For now, “how flight is incorporated into this field is still just a hypothesis,” cautions Vincent Munster, chief of the virus ecology unit at the National Institutes of Health. Zhou’s study is a good step toward understanding what makes bats’ immune systems so special, Munster adds, “but I think the biggest challenge now is how to put this in the bigger perspective.” Researchers still don’t understand how bats’ immune systems overall are responding in vivo to these viruses, he says, adding that STING is just one part of the story.

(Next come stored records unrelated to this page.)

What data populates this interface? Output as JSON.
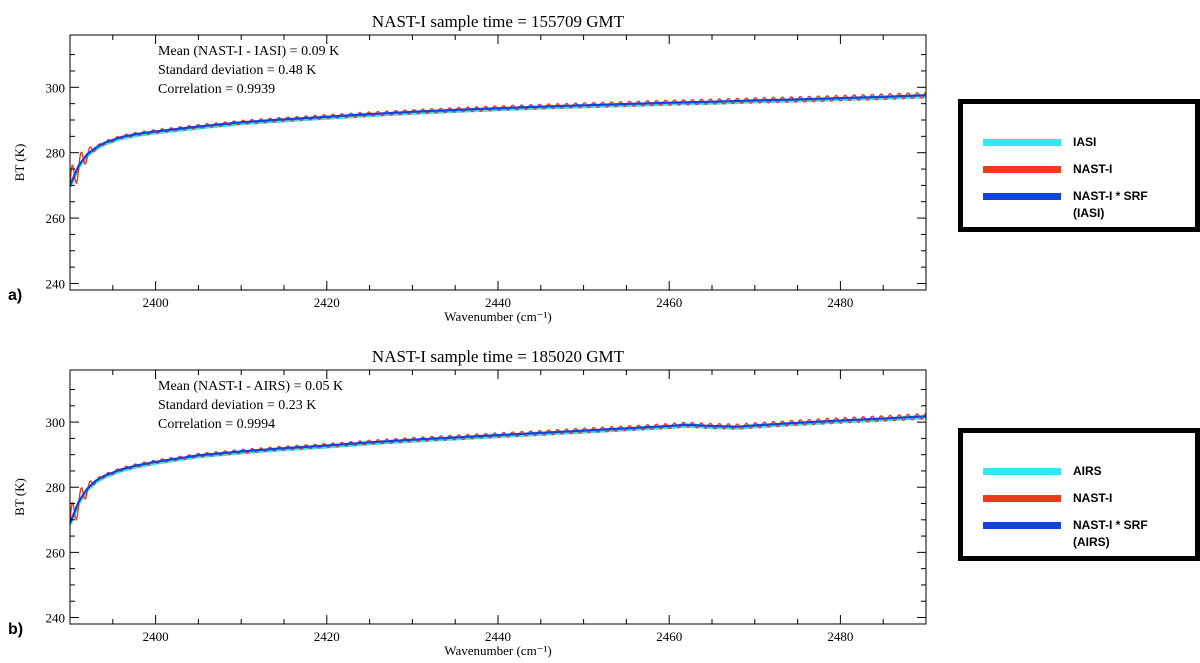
{
  "colors": {
    "ref": "#33e6f0",
    "nast": "#f23a1a",
    "conv": "#1144dd",
    "frame": "#000000"
  },
  "chart_data": [
    {
      "type": "line",
      "panel": "a)",
      "title": "NAST-I sample time = 155709 GMT",
      "xlabel": "Wavenumber (cm⁻¹)",
      "ylabel": "BT (K)",
      "xlim": [
        2390,
        2490
      ],
      "ylim": [
        238,
        316
      ],
      "xticks": [
        2400,
        2420,
        2440,
        2460,
        2480
      ],
      "yticks": [
        240,
        260,
        280,
        300
      ],
      "grid": false,
      "legend_position": "right",
      "annotations": [
        "Mean (NAST-I - IASI) = 0.09 K",
        "Standard deviation = 0.48 K",
        "Correlation = 0.9939"
      ],
      "series": [
        {
          "name": "IASI",
          "color": "ref",
          "x": [
            2390,
            2391,
            2392,
            2393,
            2394,
            2396,
            2398,
            2400,
            2405,
            2410,
            2415,
            2420,
            2425,
            2430,
            2435,
            2440,
            2445,
            2450,
            2455,
            2460,
            2465,
            2470,
            2475,
            2480,
            2485,
            2490
          ],
          "y": [
            270,
            276,
            279.5,
            281.5,
            283,
            284.8,
            285.8,
            286.5,
            288,
            289.3,
            290.2,
            291,
            291.8,
            292.5,
            293.1,
            293.6,
            294.1,
            294.5,
            294.9,
            295.3,
            295.6,
            296,
            296.3,
            296.7,
            297.1,
            297.6
          ]
        },
        {
          "name": "NAST-I",
          "color": "nast",
          "x": [
            2390,
            2391,
            2392,
            2393,
            2394,
            2396,
            2398,
            2400,
            2405,
            2410,
            2415,
            2420,
            2425,
            2430,
            2435,
            2440,
            2445,
            2450,
            2455,
            2460,
            2465,
            2470,
            2475,
            2480,
            2485,
            2490
          ],
          "y": [
            270,
            276,
            279.5,
            281.5,
            283,
            284.8,
            285.8,
            286.5,
            288,
            289.3,
            290.2,
            291,
            291.8,
            292.5,
            293.1,
            293.6,
            294.1,
            294.5,
            294.9,
            295.3,
            295.6,
            296,
            296.3,
            296.7,
            297.1,
            297.6
          ]
        },
        {
          "name": "NAST-I * SRF\n(IASI)",
          "color": "conv",
          "x": [
            2390,
            2391,
            2392,
            2393,
            2394,
            2396,
            2398,
            2400,
            2405,
            2410,
            2415,
            2420,
            2425,
            2430,
            2435,
            2440,
            2445,
            2450,
            2455,
            2460,
            2465,
            2470,
            2475,
            2480,
            2485,
            2490
          ],
          "y": [
            270,
            276,
            279.5,
            281.5,
            283,
            284.8,
            285.8,
            286.5,
            288,
            289.3,
            290.2,
            291,
            291.8,
            292.5,
            293.1,
            293.6,
            294.1,
            294.5,
            294.9,
            295.3,
            295.6,
            296,
            296.3,
            296.7,
            297.1,
            297.6
          ]
        }
      ]
    },
    {
      "type": "line",
      "panel": "b)",
      "title": "NAST-I sample time = 185020 GMT",
      "xlabel": "Wavenumber (cm⁻¹)",
      "ylabel": "BT (K)",
      "xlim": [
        2390,
        2490
      ],
      "ylim": [
        238,
        316
      ],
      "xticks": [
        2400,
        2420,
        2440,
        2460,
        2480
      ],
      "yticks": [
        240,
        260,
        280,
        300
      ],
      "grid": false,
      "legend_position": "right",
      "annotations": [
        "Mean (NAST-I - AIRS) = 0.05 K",
        "Standard deviation = 0.23 K",
        "Correlation = 0.9994"
      ],
      "series": [
        {
          "name": "AIRS",
          "color": "ref",
          "x": [
            2390,
            2391,
            2392,
            2393,
            2394,
            2396,
            2398,
            2400,
            2405,
            2410,
            2415,
            2420,
            2425,
            2430,
            2435,
            2440,
            2445,
            2450,
            2455,
            2460,
            2462,
            2465,
            2468,
            2470,
            2475,
            2480,
            2485,
            2490
          ],
          "y": [
            269,
            275.5,
            279.5,
            282,
            283.5,
            285.5,
            286.8,
            287.8,
            289.8,
            291,
            292,
            292.8,
            293.8,
            294.6,
            295.3,
            296,
            296.7,
            297.4,
            298.1,
            298.8,
            299.2,
            298.8,
            298.6,
            299,
            299.8,
            300.5,
            301.1,
            301.8
          ]
        },
        {
          "name": "NAST-I",
          "color": "nast",
          "x": [
            2390,
            2391,
            2392,
            2393,
            2394,
            2396,
            2398,
            2400,
            2405,
            2410,
            2415,
            2420,
            2425,
            2430,
            2435,
            2440,
            2445,
            2450,
            2455,
            2460,
            2462,
            2465,
            2468,
            2470,
            2475,
            2480,
            2485,
            2490
          ],
          "y": [
            269,
            275.5,
            279.5,
            282,
            283.5,
            285.5,
            286.8,
            287.8,
            289.8,
            291,
            292,
            292.8,
            293.8,
            294.6,
            295.3,
            296,
            296.7,
            297.4,
            298.1,
            298.8,
            299.2,
            298.8,
            298.6,
            299,
            299.8,
            300.5,
            301.1,
            301.8
          ]
        },
        {
          "name": "NAST-I * SRF\n(AIRS)",
          "color": "conv",
          "x": [
            2390,
            2391,
            2392,
            2393,
            2394,
            2396,
            2398,
            2400,
            2405,
            2410,
            2415,
            2420,
            2425,
            2430,
            2435,
            2440,
            2445,
            2450,
            2455,
            2460,
            2462,
            2465,
            2468,
            2470,
            2475,
            2480,
            2485,
            2490
          ],
          "y": [
            269,
            275.5,
            279.5,
            282,
            283.5,
            285.5,
            286.8,
            287.8,
            289.8,
            291,
            292,
            292.8,
            293.8,
            294.6,
            295.3,
            296,
            296.7,
            297.4,
            298.1,
            298.8,
            299.2,
            298.8,
            298.6,
            299,
            299.8,
            300.5,
            301.1,
            301.8
          ]
        }
      ]
    }
  ]
}
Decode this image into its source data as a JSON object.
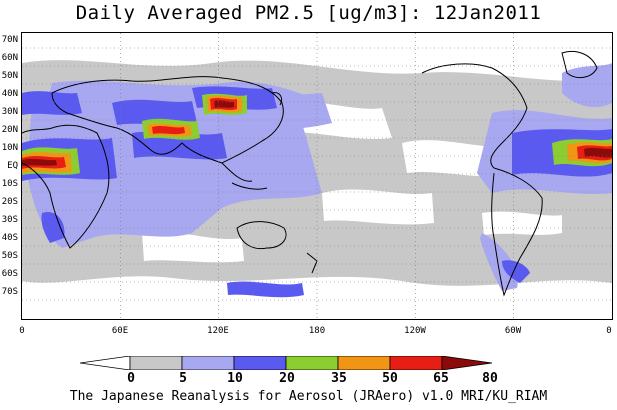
{
  "title": "Daily Averaged PM2.5 [ug/m3]: 12Jan2011",
  "latitude_labels": [
    "70N",
    "60N",
    "50N",
    "40N",
    "30N",
    "20N",
    "10N",
    "EQ",
    "10S",
    "20S",
    "30S",
    "40S",
    "50S",
    "60S",
    "70S"
  ],
  "longitude_labels": [
    "0",
    "60E",
    "120E",
    "180",
    "120W",
    "60W",
    "0"
  ],
  "colorbar": {
    "levels": [
      "0",
      "5",
      "10",
      "20",
      "35",
      "50",
      "65",
      "80"
    ],
    "colors": [
      "#ffffff",
      "#c8c8c8",
      "#a8a8f0",
      "#5a5af0",
      "#8ccd32",
      "#f09614",
      "#e61e14",
      "#8c0a0a"
    ]
  },
  "credit": "The Japanese Reanalysis for Aerosol (JRAero) v1.0 MRI/KU_RIAM"
}
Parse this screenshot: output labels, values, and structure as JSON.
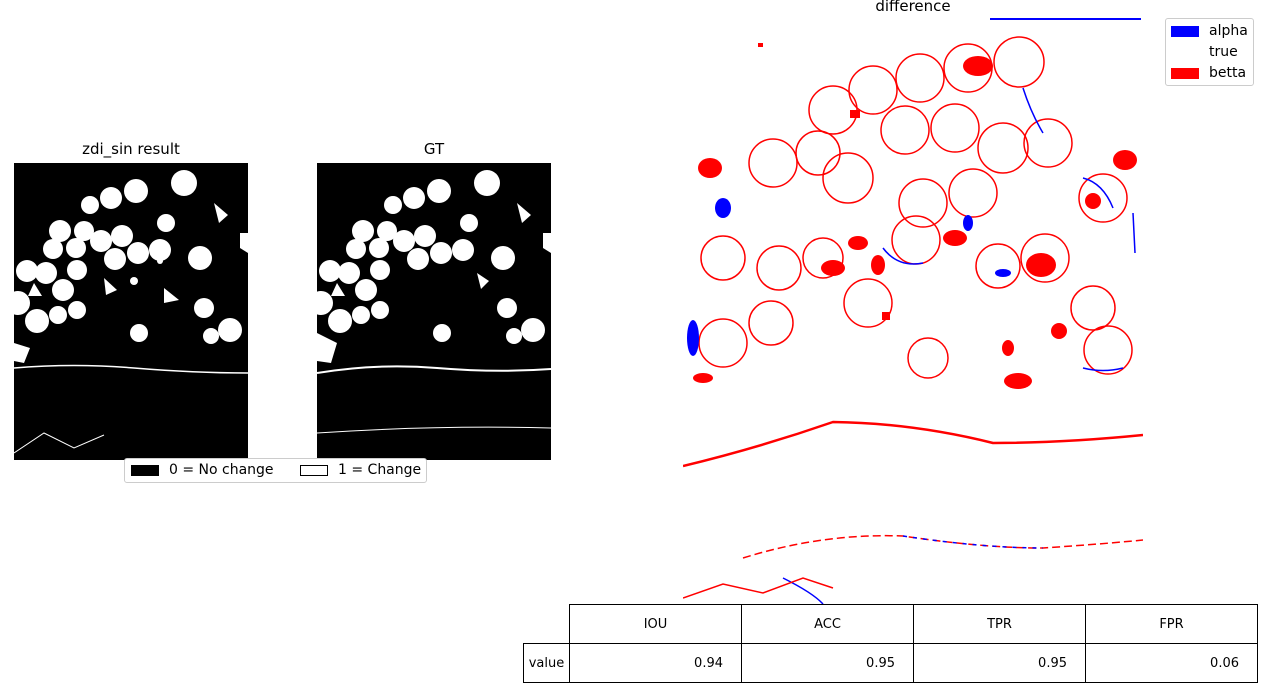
{
  "chart_data": [
    {
      "type": "image",
      "title": "zdi_sin result"
    },
    {
      "type": "image",
      "title": "GT",
      "legend": {
        "entries": [
          {
            "label": "0 = No change",
            "color": "#000000"
          },
          {
            "label": "1 = Change",
            "color": "#ffffff"
          }
        ],
        "placement": "bottom-center"
      }
    },
    {
      "type": "image",
      "title": "difference",
      "legend": {
        "entries": [
          {
            "label": "alpha",
            "color": "#0000ff"
          },
          {
            "label": "true",
            "color": "#ffffff"
          },
          {
            "label": "betta",
            "color": "#ff0000"
          }
        ],
        "placement": "upper-right"
      }
    },
    {
      "type": "table",
      "columns": [
        "IOU",
        "ACC",
        "TPR",
        "FPR"
      ],
      "rows": [
        {
          "label": "value",
          "values": [
            "0.94",
            "0.95",
            "0.95",
            "0.06"
          ]
        }
      ]
    }
  ]
}
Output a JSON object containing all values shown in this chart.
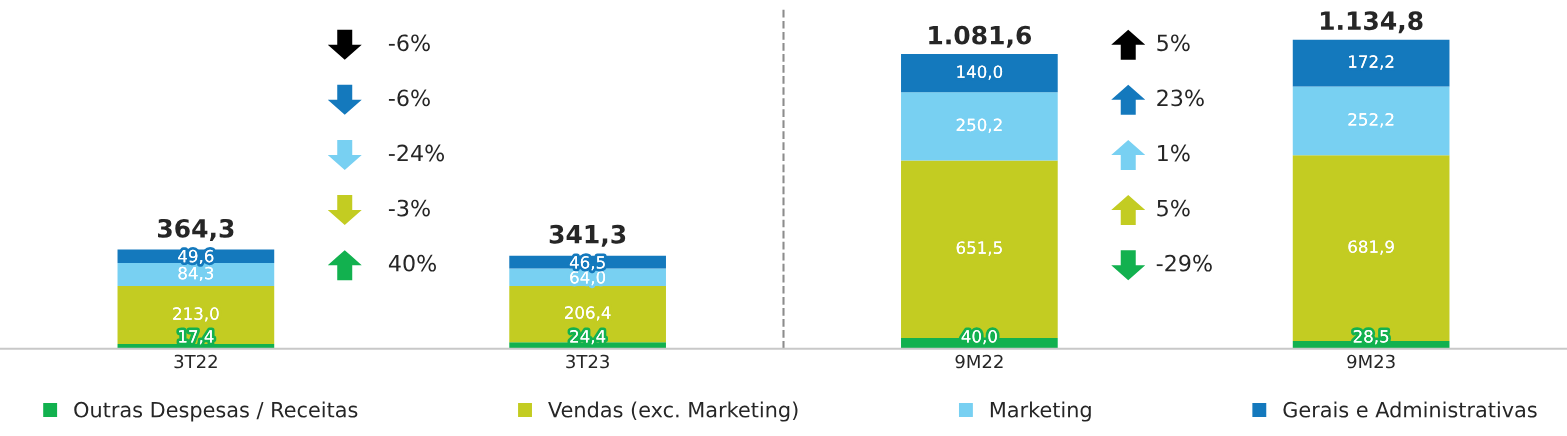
{
  "chart_data": {
    "type": "bar",
    "stacked": true,
    "categories": [
      "3T22",
      "3T23",
      "9M22",
      "9M23"
    ],
    "series": [
      {
        "name": "Outras Despesas / Receitas",
        "color": "#12b14f",
        "values": [
          17.4,
          24.4,
          40.0,
          28.5
        ],
        "value_labels": [
          "17,4",
          "24,4",
          "40,0",
          "28,5"
        ]
      },
      {
        "name": "Vendas (exc. Marketing)",
        "color": "#c3cc22",
        "values": [
          213.0,
          206.4,
          651.5,
          681.9
        ],
        "value_labels": [
          "213,0",
          "206,4",
          "651,5",
          "681,9"
        ]
      },
      {
        "name": "Marketing",
        "color": "#78d0f2",
        "values": [
          84.3,
          64.0,
          250.2,
          252.2
        ],
        "value_labels": [
          "84,3",
          "64,0",
          "250,2",
          "252,2"
        ]
      },
      {
        "name": "Gerais e Administrativas",
        "color": "#1479bd",
        "values": [
          49.6,
          46.5,
          140.0,
          172.2
        ],
        "value_labels": [
          "49,6",
          "46,5",
          "140,0",
          "172,2"
        ]
      }
    ],
    "totals": [
      "364,3",
      "341,3",
      "1.081,6",
      "1.134,8"
    ],
    "annotations": [
      "-6%",
      "-6%",
      "-24%",
      "-3%",
      "40%",
      "5%",
      "23%",
      "1%",
      "5%",
      "-29%"
    ],
    "legend": "bottom"
  }
}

Shi is aware of these gaps. “We hope to get the full picture in, I don’t know, 10 years or maybe 20 years,” she says. Zhou, meanwhile, likes to turn the problem on its head. Rather than thinking that bats “tolerate” so many viruses, he suggests that it’s more appropriate to think of the viruses choosing their hosts. His research shows how bats’ immune systems have built an ideal home for viruses to thrive for a long time without killing their hosts, he says. “Think about it. . . [The bat] immune system is just perfect for viruses.”